War der letzte ihrer Fälle, der im Sommer 2011 passend zum Start der Frauen-Fußballweltmeisterschaft in Deutschland gestartete “Im Abseits” einerseits besonders, weil in ihm Realpersönlichkeiten des deutschen Fußballs auftraten, andererseits nach unserer Ansicht kein großer Tatort (Rezension hier), wird das Milieu der Folge 809 geradezu klassisch sein.

In einem klassischen Milieu: Schule

Der Tatort dreht sich um den Tod der Lehrerin Heike Fuchs, die einerseits beliebt war – andererseits starb unter ihrer Aufsicht während einer Klassenfahrt ein Schüler. Dessen Eltern halten die Lehrerin für schuldig und haben den Tod des Jungen nie verwunden. Auch ein nicht versetzter Schüler spielt in dem Fall eine Rolle, ebenso wie die 16jährige Schülerin Eshe, die aus Somalia stammt. Auch ihr Milieu wird im Fall beleuchtet. Nach dem Tatort 801 “Der illegale Tod” spielt auch hier wieder Florence Kasumba eine Migrantin aus dem nördlichen Schwarzafrika – die Mutter der Schülerin Eshe.

Man wird also in diesem Film wieder ein soziales Thema, die Situation der Somalia-Flüchtlinge, sehen.

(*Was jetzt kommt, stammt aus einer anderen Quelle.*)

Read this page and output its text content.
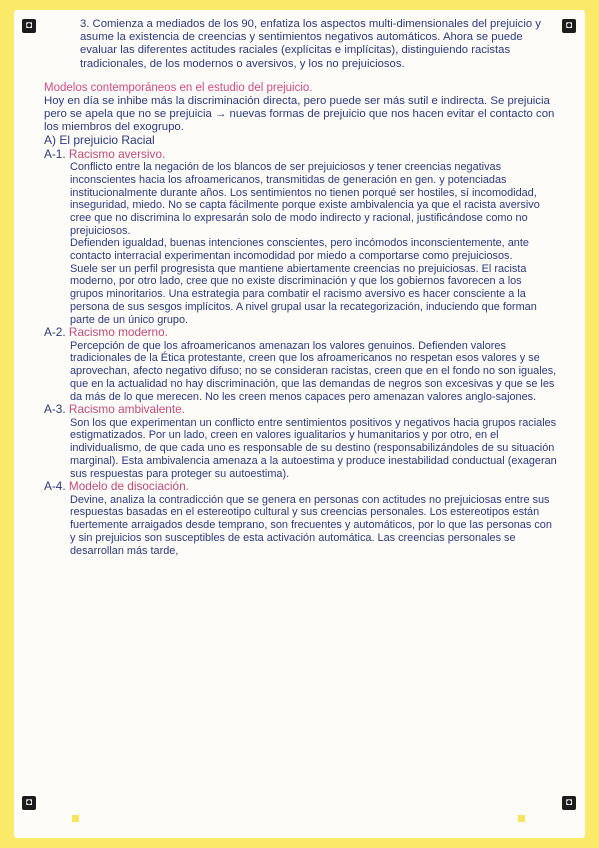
◘	◘
◘	◘

3. Comienza a mediados de los 90, enfatiza los aspectos multi-dimensionales del prejuicio y asume la existencia de creencias y sentimientos negativos automáticos. Ahora se puede evaluar las diferentes actitudes raciales (explícitas e implícitas), distinguiendo racistas tradicionales, de los modernos o aversivos, y los no prejuiciosos.

Modelos contemporáneos en el estudio del prejuicio.

Hoy en día se inhibe más la discriminación directa, pero puede ser más sutil e indirecta. Se prejuicia pero se apela que no se prejuicia → nuevas formas de prejuicio que nos hacen evitar el contacto con los miembros del exogrupo.

A) El prejuicio Racial

A-1. Racismo aversivo.

Conflicto entre la negación de los blancos de ser prejuiciosos y tener creencias negativas inconscientes hacia los afroamericanos, transmitidas de generación en gen. y potenciadas institucionalmente durante años. Los sentimientos no tienen porqué ser hostiles, sí incomodidad, inseguridad, miedo. No se capta fácilmente porque existe ambivalencia ya que el racista aversivo cree que no discrimina lo expresarán solo de modo indirecto y racional, justificándose como no prejuiciosos.

Defienden igualdad, buenas intenciones conscientes, pero incómodos inconscientemente, ante contacto interracial experimentan incomodidad por miedo a comportarse como prejuiciosos.

Suele ser un perfil progresista que mantiene abiertamente creencias no prejuiciosas. El racista moderno, por otro lado, cree que no existe discriminación y que los gobiernos favorecen a los grupos minoritarios. Una estrategia para combatir el racismo aversivo es hacer consciente a la persona de sus sesgos implícitos. A nivel grupal usar la recategorización, induciendo que forman parte de un único grupo.

A-2. Racismo moderno.

Percepción de que los afroamericanos amenazan los valores genuinos. Defienden valores tradicionales de la Ética protestante, creen que los afroamericanos no respetan esos valores y se aprovechan, afecto negativo difuso; no se consideran racistas, creen que en el fondo no son iguales, que en la actualidad no hay discriminación, que las demandas de negros son excesivas y que se les da más de lo que merecen. No les creen menos capaces pero amenazan valores anglo-sajones.

A-3. Racismo ambivalente.

Son los que experimentan un conflicto entre sentimientos positivos y negativos hacia grupos raciales estigmatizados. Por un lado, creen en valores igualitarios y humanitarios y por otro, en el individualismo, de que cada uno es responsable de su destino (responsabilizándoles de su situación marginal). Esta ambivalencia amenaza a la autoestima y produce inestabilidad conductual (exageran sus respuestas para proteger su autoestima).

A-4. Modelo de disociación.

Devine, analiza la contradicción que se genera en personas con actitudes no prejuiciosas entre sus respuestas basadas en el estereotipo cultural y sus creencias personales. Los estereotipos están fuertemente arraigados desde temprano, son frecuentes y automáticos, por lo que las personas con y sin prejuicios son susceptibles de esta activación automática. Las creencias personales se desarrollan más tarde,
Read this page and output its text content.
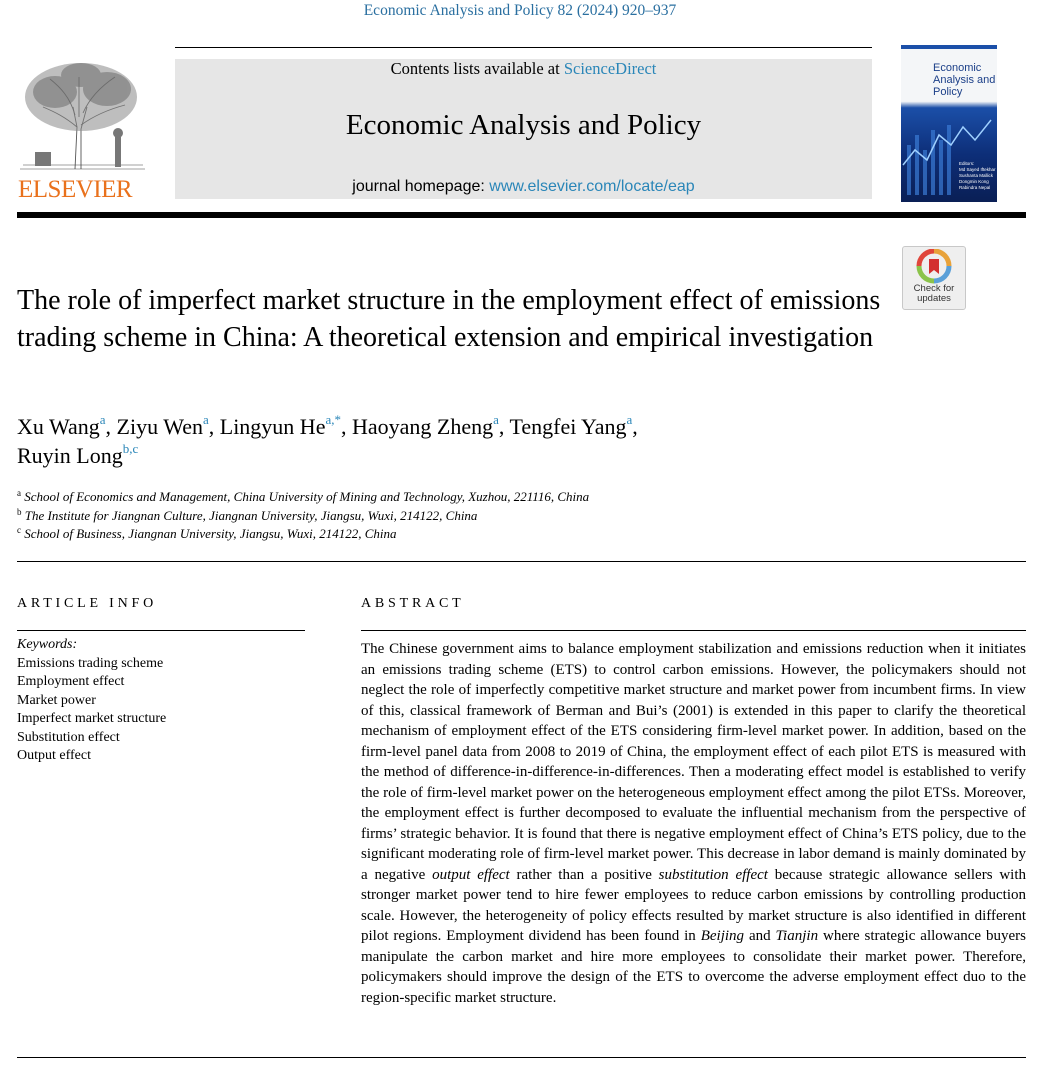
Economic Analysis and Policy 82 (2024) 920–937
ELSEVIER
Contents lists available at ScienceDirect
Economic Analysis and Policy
journal homepage: www.elsevier.com/locate/eap
Economic Analysis and Policy
Editors:
Md Sayed Iftekhar
Sushanta Mallick
Dongmin Kong
Rabindra Nepal
Check for
updates
The role of imperfect market structure in the employment effect of emissions trading scheme in China: A theoretical extension and empirical investigation
Xu Wang$^a$, Ziyu Wen$^a$, Lingyun $He^{a,*}$, Haoyang Zheng$^a$, Tengfei Yang$^a$,
Ruyin Long$^{b,c}$
$^a$ School of Economics and Management, China University of Mining and Technology, Xuzhou, 221116, China
$^b$ The Institute for Jiangnan Culture, Jiangnan University, Jiangsu, Wuxi, 214122, China
$^c$ School of Business, Jiangnan University, Jiangsu, Wuxi, 214122, China
ARTICLE INFO
Keywords:
Emissions trading scheme
Employment effect
Market power
Imperfect market structure
Substitution effect
Output effect
ABSTRACT
The Chinese government aims to balance employment stabilization and emissions reduction when it initiates an emissions trading scheme (ETS) to control carbon emissions. However, the policymakers should not neglect the role of imperfectly competitive market structure and market power from incumbent firms. In view of this, classical framework of Berman and Bui’s (2001) is extended in this paper to clarify the theoretical mechanism of employment effect of the ETS considering firm-level market power. In addition, based on the firm-level panel data from 2008 to 2019 of China, the employment effect of each pilot ETS is measured with the method of difference-in-difference-in-differences. Then a moderating effect model is established to verify the role of firm-level market power on the heterogeneous employment effect among the pilot ETSs. Moreover, the employment effect is further decomposed to evaluate the influential mechanism from the perspective of firms’ strategic behavior. It is found that there is negative employment effect of China’s ETS policy, due to the significant moderating role of firm-level market power. This decrease in labor demand is mainly dominated by a negative output effect rather than a positive substitution effect because strategic allowance sellers with stronger market power tend to hire fewer employees to reduce carbon emissions by controlling production scale. However, the heterogeneity of policy effects resulted by market structure is also identified in different pilot regions. Employment dividend has been found in Beijing and Tianjin where strategic allowance buyers manipulate the carbon market and hire more employees to consolidate their market power. Therefore, policymakers should improve the design of the ETS to overcome the adverse employment effect duo to the region-specific market structure.
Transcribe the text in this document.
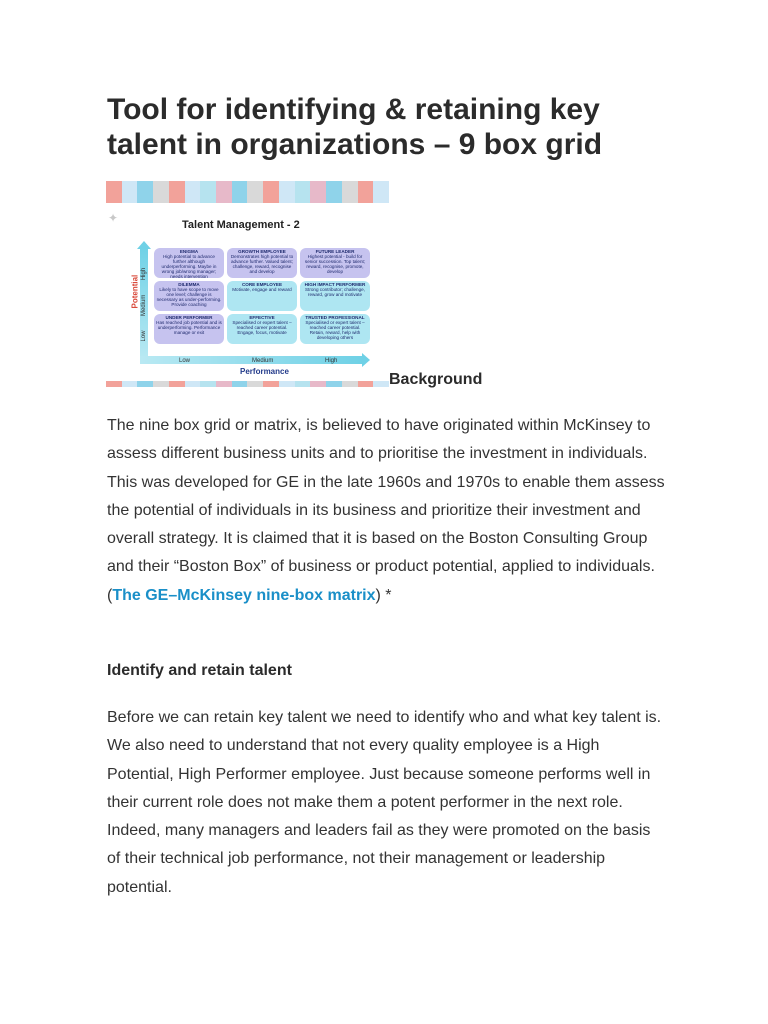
Tool for identifying & retaining key talent in organizations – 9 box grid
✦	Talent Management - 2
Potential
High
Medium
Low
ENIGMA
High potential to advance further although underperforming. Maybe in wrong job/wrong manager; needs intervention
GROWTH EMPLOYEE
Demonstrates high potential to advance further. Valued talent; challenge, reward, recognise and develop
FUTURE LEADER
Highest potential - build for senior succession. Top talent; reward, recognise, promote, develop
DILEMMA
Likely to have scope to move one level; challenge is necessary as under-performing. Provide coaching
CORE EMPLOYEE
Motivate, engage and reward
HIGH IMPACT PERFORMER
Strong contributor; challenge, reward, grow and motivate
UNDER PERFORMER
Has reached job potential and is underperforming. Performance manage or exit
EFFECTIVE
Specialised or expert talent – reached career potential. Engage, focus, motivate
TRUSTED PROFESSIONAL
Specialised or expert talent – reached career potential. Retain, reward, help with developing others
Low	Medium	High
Performance	Background

The nine box grid or matrix, is believed to have originated within McKinsey to assess different business units and to prioritise the investment in individuals. This was developed for GE in the late 1960s and 1970s to enable them assess the potential of individuals in its business and prioritize their investment and overall strategy. It is claimed that it is based on the Boston Consulting Group and their “Boston Box” of business or product potential, applied to individuals. (The GE–McKinsey nine-box matrix) *

Identify and retain talent

Before we can retain key talent we need to identify who and what key talent is. We also need to understand that not every quality employee is a High Potential, High Performer employee. Just because someone performs well in their current role does not make them a potent performer in the next role. Indeed, many managers and leaders fail as they were promoted on the basis of their technical job performance, not their management or leadership potential.
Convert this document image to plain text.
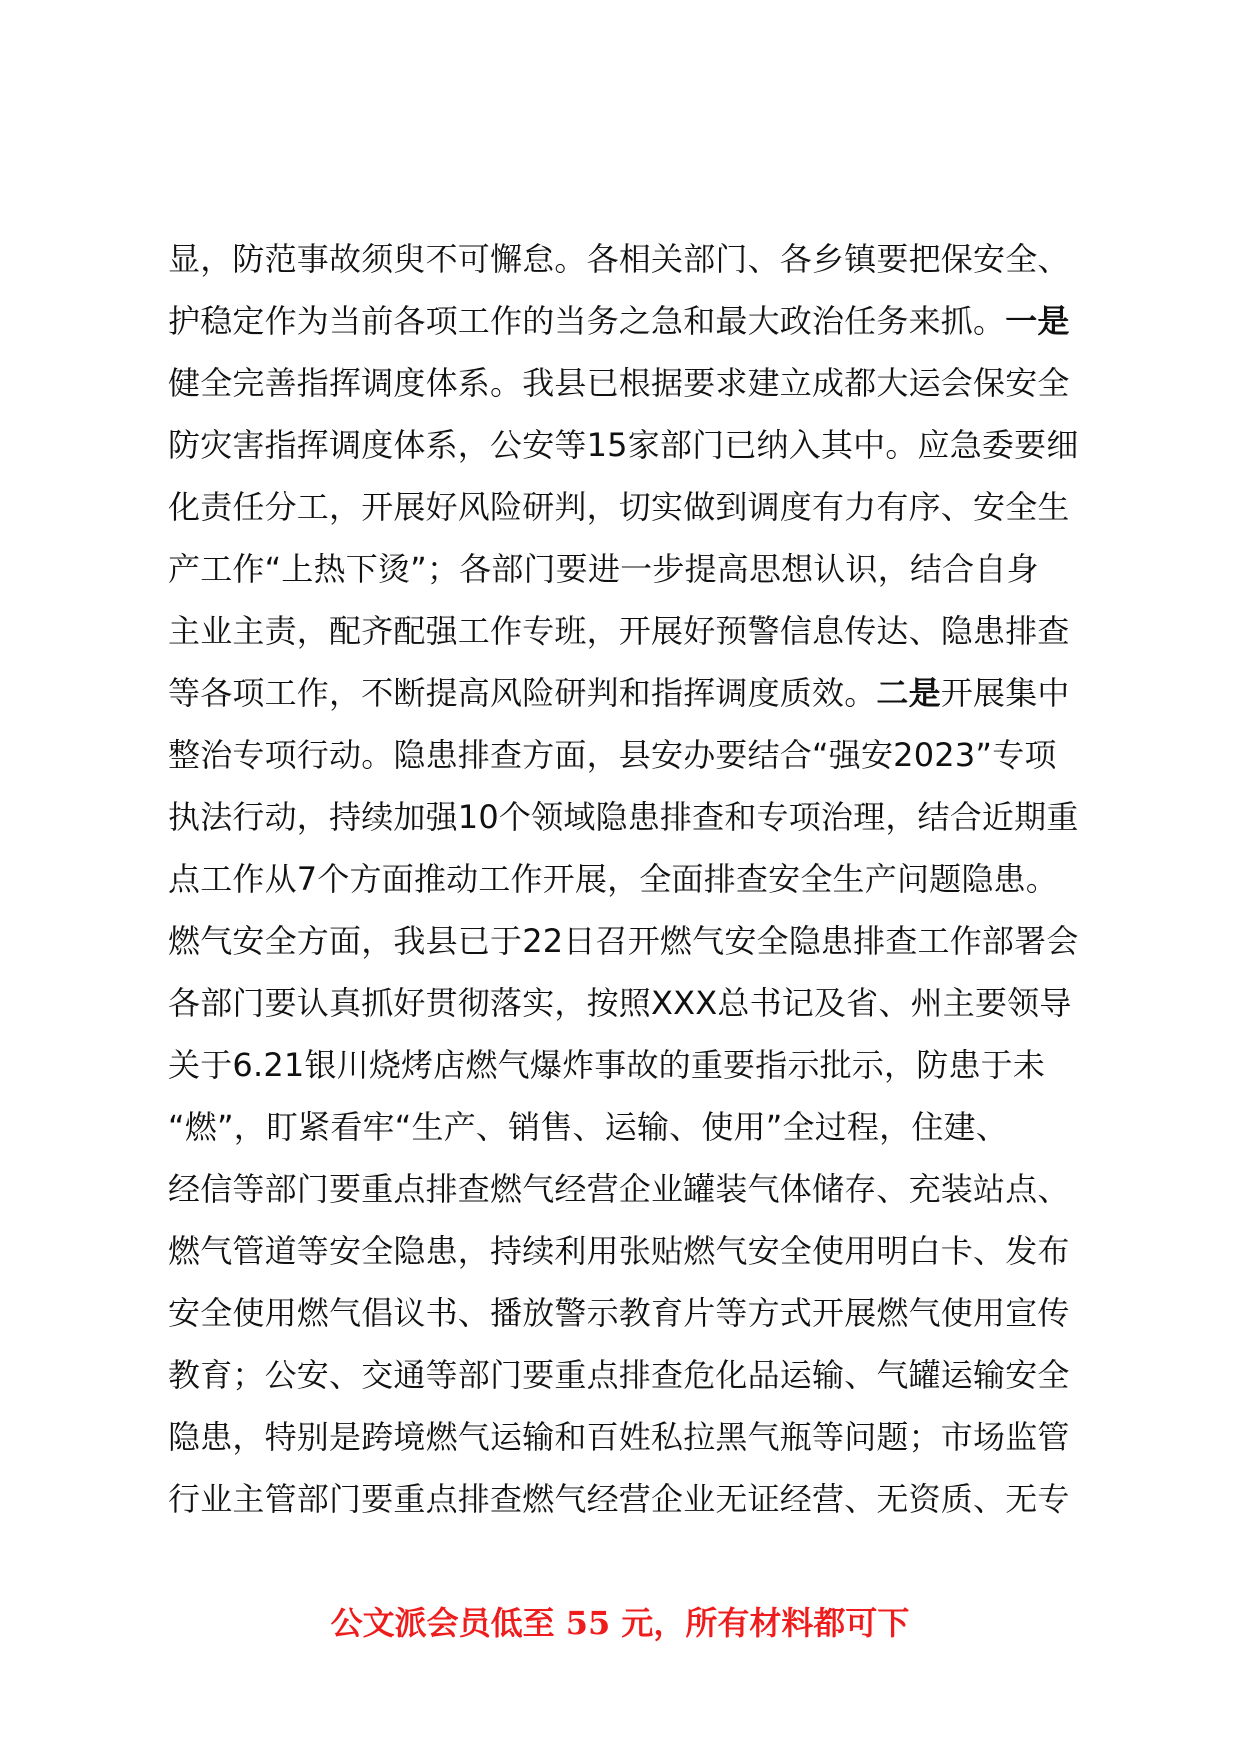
显，防范事故须臾不可懈怠。各相关部门、各乡镇要把保安全、
护稳定作为当前各项工作的当务之急和最大政治任务来抓。一是
健全完善指挥调度体系。我县已根据要求建立成都大运会保安全
防灾害指挥调度体系，公安等15家部门已纳入其中。应急委要细
化责任分工，开展好风险研判，切实做到调度有力有序、安全生
产工作“上热下烫”；各部门要进一步提高思想认识，结合自身
主业主责，配齐配强工作专班，开展好预警信息传达、隐患排查
等各项工作，不断提高风险研判和指挥调度质效。二是开展集中
整治专项行动。隐患排查方面，县安办要结合“强安2023”专项
执法行动，持续加强10个领域隐患排查和专项治理，结合近期重
点工作从7个方面推动工作开展，全面排查安全生产问题隐患。
燃气安全方面，我县已于22日召开燃气安全隐患排查工作部署会
各部门要认真抓好贯彻落实，按照XXX总书记及省、州主要领导
关于6.21银川烧烤店燃气爆炸事故的重要指示批示，防患于未
“燃”，盯紧看牢“生产、销售、运输、使用”全过程，住建、
经信等部门要重点排查燃气经营企业罐装气体储存、充装站点、
燃气管道等安全隐患，持续利用张贴燃气安全使用明白卡、发布
安全使用燃气倡议书、播放警示教育片等方式开展燃气使用宣传
教育；公安、交通等部门要重点排查危化品运输、气罐运输安全
隐患，特别是跨境燃气运输和百姓私拉黑气瓶等问题；市场监管
行业主管部门要重点排查燃气经营企业无证经营、无资质、无专
公文派会员低至 55 元，所有材料都可下
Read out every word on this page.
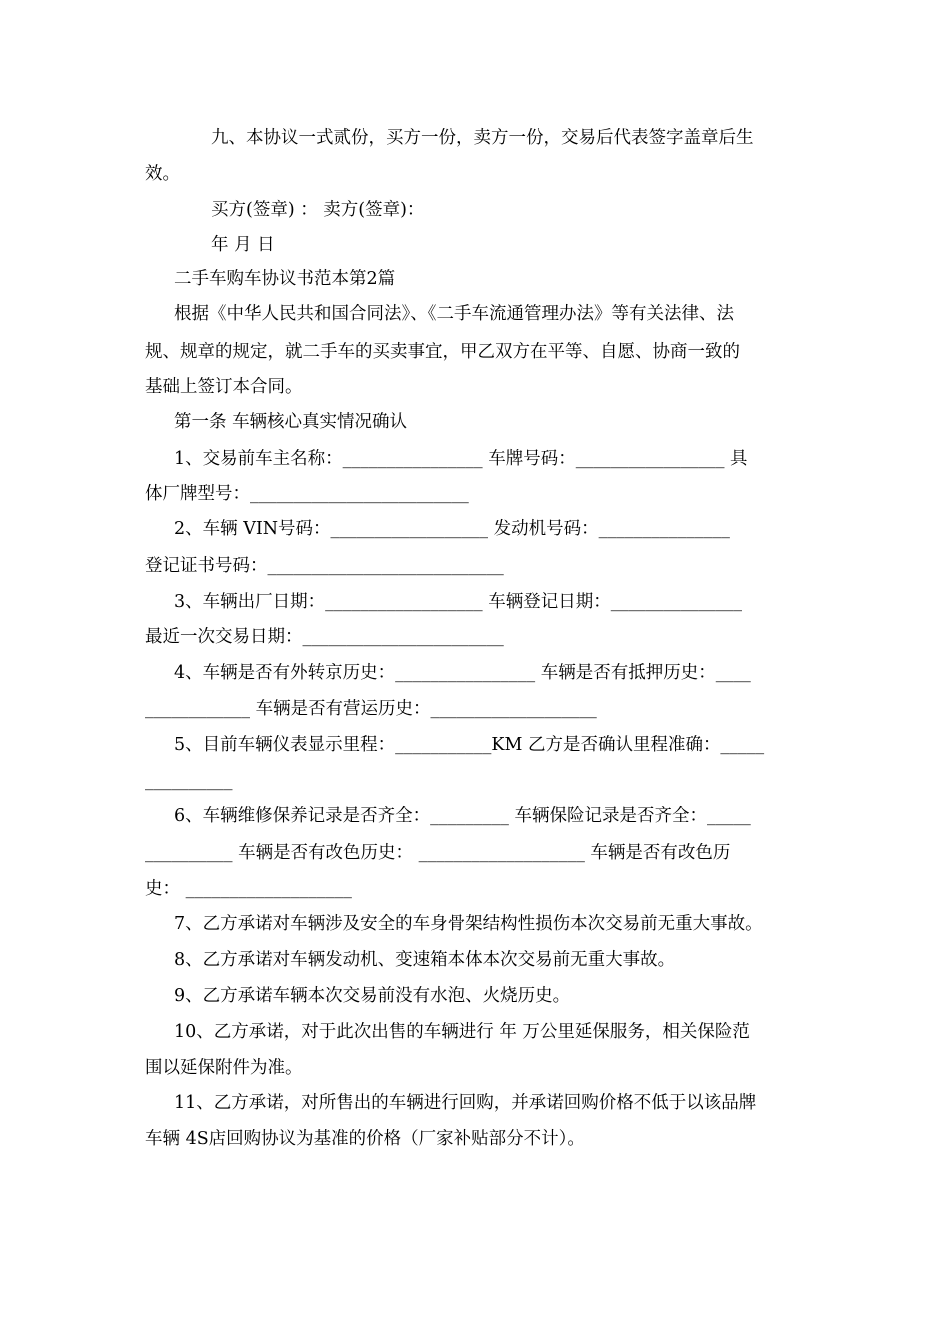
九、本协议一式贰份，买方一份，卖方一份，交易后代表签字盖章后生

效。

买方(签章) ： 卖方(签章)：

年 月 日

二手车购车协议书范本第2篇

根据《中华人民共和国合同法》、《二手车流通管理办法》等有关法律、法

规、规章的规定，就二手车的买卖事宜，甲乙双方在平等、自愿、协商一致的

基础上签订本合同。

第一条 车辆核心真实情况确认

1、交易前车主名称：________________ 车牌号码：_________________ 具

体厂牌型号：_________________________

2、车辆 VIN号码：__________________ 发动机号码：_______________

登记证书号码：___________________________

3、车辆出厂日期：__________________ 车辆登记日期：_______________

最近一次交易日期：_______________________

4、车辆是否有外转京历史：________________ 车辆是否有抵押历史：____

____________ 车辆是否有营运历史：___________________

5、目前车辆仪表显示里程：___________KM 乙方是否确认里程准确：_____

__________

6、车辆维修保养记录是否齐全：_________ 车辆保险记录是否齐全：_____

__________ 车辆是否有改色历史： ___________________ 车辆是否有改色历

史： ___________________

7、乙方承诺对车辆涉及安全的车身骨架结构性损伤本次交易前无重大事故。

8、乙方承诺对车辆发动机、变速箱本体本次交易前无重大事故。

9、乙方承诺车辆本次交易前没有水泡、火烧历史。

10、乙方承诺，对于此次出售的车辆进行 年 万公里延保服务，相关保险范

围以延保附件为准。

11、乙方承诺，对所售出的车辆进行回购，并承诺回购价格不低于以该品牌

车辆 4S店回购协议为基准的价格（厂家补贴部分不计）。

Wie üblich bei den so akzentuierten Filmen wird die Qualität zum einen davon abhängen, wie das Milieu gezeigt wird und ob auch jemand, der nicht selbst darin verortet ist, die  Darstellung als glaubhaft, informativ und differenziert empfindet. Zum anderen wird man sehen, ob “Tod einer Lehrerin” auch ein guter Krimi ist.

Das werden wir uns am 11. September anschauen, diesem sehr besonderen Datum zehn Jahre danach.